Data Protection and Reporting Channel

General Data Protection Regulation and Reporting Channel

1. DATA CONTROLLER

FRIGOCON – Indústria de Frio e Congelação, S.A. is a pioneering company in the Portuguese market, specifically in the domestic and commercial cold segment.
It specializes in the design, development, production and marketing of freezing and refrigeration equipment for supermarkets, ice cream conservators and beverage coolers.
In carrying out its activity, it needs to collect and process personal data, which implies that in this case it assumes the position of Data Controller with all the obligations and duties inherent:

FRIGOCON – Indústria de Frio e Congelação, S.A.
Rua das Calçadas, 568, 4480-492 Touguinha

Vila do Conde, Portugal
Telf: +351 252 640 140 (Call national landline)
E-mail: geral@fricon.pt
Website: https: //www.fricon.pt

2. DATA PROTECTION OFFICER

In order to ensure permanent compliance of internal practices in terms of personal data protection and to efficiently guarantee the rights of data subjects, FRIGOCON – Indústria de Frio e Congelação, S.A. has appointed a Data Protection Officer. has appointed a Data Protection Officer who plays a key role in promoting a data protection culture within IFRICON and contributes to compliance with the GDPR, such as the principles of data processing, the rights of data subjects, records of processing activities, security of processing and the notification and reporting of data breaches.

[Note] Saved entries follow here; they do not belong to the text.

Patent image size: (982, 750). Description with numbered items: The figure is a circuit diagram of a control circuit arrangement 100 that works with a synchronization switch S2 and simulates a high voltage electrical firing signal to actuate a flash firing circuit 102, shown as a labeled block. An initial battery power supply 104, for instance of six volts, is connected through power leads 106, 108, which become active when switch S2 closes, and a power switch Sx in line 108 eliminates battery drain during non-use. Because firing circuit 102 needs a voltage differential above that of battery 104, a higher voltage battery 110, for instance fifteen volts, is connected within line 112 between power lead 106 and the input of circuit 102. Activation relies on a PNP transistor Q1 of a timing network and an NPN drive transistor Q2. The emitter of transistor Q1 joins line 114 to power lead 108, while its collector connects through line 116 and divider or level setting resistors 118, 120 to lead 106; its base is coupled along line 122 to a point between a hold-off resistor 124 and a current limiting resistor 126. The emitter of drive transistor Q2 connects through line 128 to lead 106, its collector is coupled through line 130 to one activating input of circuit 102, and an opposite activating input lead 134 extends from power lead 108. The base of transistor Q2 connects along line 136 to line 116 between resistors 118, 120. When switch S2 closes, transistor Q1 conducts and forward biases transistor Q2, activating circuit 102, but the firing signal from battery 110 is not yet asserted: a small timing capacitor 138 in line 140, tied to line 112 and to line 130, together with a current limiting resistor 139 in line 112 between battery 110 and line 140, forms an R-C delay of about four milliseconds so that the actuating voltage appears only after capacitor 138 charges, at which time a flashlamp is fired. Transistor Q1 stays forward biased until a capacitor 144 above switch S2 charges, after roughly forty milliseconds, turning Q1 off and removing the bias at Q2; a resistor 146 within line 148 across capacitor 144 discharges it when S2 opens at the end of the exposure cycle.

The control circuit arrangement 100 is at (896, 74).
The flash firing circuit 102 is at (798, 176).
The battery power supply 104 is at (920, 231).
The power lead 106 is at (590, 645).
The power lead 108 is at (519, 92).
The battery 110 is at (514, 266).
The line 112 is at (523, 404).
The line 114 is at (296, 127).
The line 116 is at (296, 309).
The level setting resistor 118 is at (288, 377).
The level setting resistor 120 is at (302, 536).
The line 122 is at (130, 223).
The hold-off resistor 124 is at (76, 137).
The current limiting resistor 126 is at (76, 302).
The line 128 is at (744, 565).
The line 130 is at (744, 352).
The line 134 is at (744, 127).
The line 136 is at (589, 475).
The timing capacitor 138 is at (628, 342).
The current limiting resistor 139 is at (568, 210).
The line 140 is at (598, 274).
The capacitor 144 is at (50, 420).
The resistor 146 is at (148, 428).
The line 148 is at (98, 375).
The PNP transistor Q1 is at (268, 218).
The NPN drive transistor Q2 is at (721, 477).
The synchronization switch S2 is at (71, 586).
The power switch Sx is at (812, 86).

The Data Protection Officer (DPO) can be contacted at rgpd@fricon.pt.

3. TREATMENT FUNDAMENTALS

FRIGOCON – Indústria de Frio e Congelação, S.A. processes personal data exclusively for:

  • Execution of contracts to which the data subject is a party, or for pre-contractual procedures at the request of the data subject;
  • Protection of the vital interests of the data subject or another natural person; compliance with legal obligations to which the controller is subject;
  • The purposes of legitimate interests pursued by the controller or a third party, except where the interests or fundamental rights and freedoms of the data subject which require the protection of personal data prevail, in particular where the data subject is a child and where the data subject has given consent to processing for one or more specific purposes.

4. Managing cookies

You can manage cookies through your browser settings. Most browsers allow you to:

  • View what cookies are on your device and delete them individually.
  • Block third-party cookies.
  • Block cookies from specific sites.
  • Block all cookies.
  • Delete all cookies when you close your browser.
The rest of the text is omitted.